Samorząd lekarski prosi premiera o spotkanie. Powodem ma być sytuacja zagrożenia dla funkcjonowania systemu ochrony zdrowia i kryzys zaufania do zawodu lekarza - napisała Naczelna Rada Lekarska w liście do premiera. Według Rady, minister zdrowia podejmuje rozmowy z lekarzami nie po to, by ratować system, ale prowadzi grę polityczną.
Minister Bartosz Arłukowicz, pytany o list, nie krył oburzenia. Mówił, że prezes Hamankiewicz narzeka na brak spotkań ale tak nie jest.
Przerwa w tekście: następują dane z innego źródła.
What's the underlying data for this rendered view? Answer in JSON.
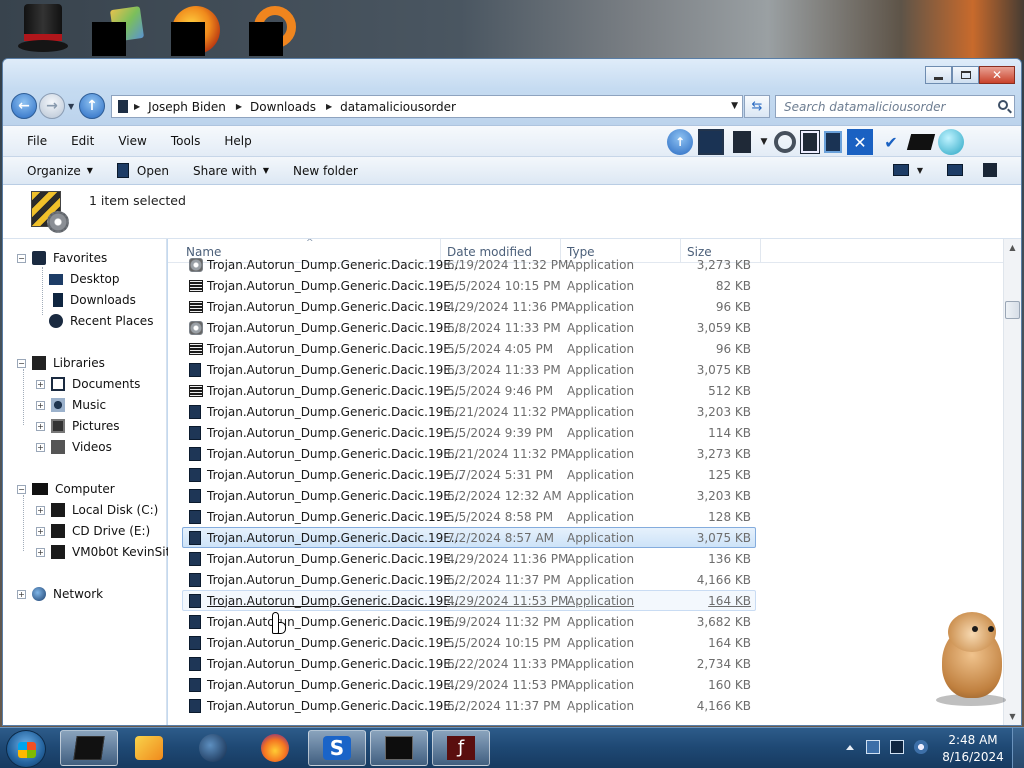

Minister zdrowia uczestniczył dziś w spotkaniu rzeczników odpowiedzialności zawodowej lekarzy, które odbyło się w Warszawie.
Prezes Naczelnej Rady Lekarskiej Maciej Hamankiewicz mówił, że sytuacja wymaga interwencji na wyższym szczeblu bo minister stara się odwrócić uwagę od rzeczywistych problemów i zajmuje się tymi pobocznymi. Według prezesa, wobec - jak określił - niemożności ministra, to premier odpowiada za to, co dzieje się w ochronie zdrowia. Dotychczas premier nie odpowiadał na listy lekarzy.
Komentarze(18)
Pokaż:
Jeden Rudy, drugi Rudy, a nas mają w doopie !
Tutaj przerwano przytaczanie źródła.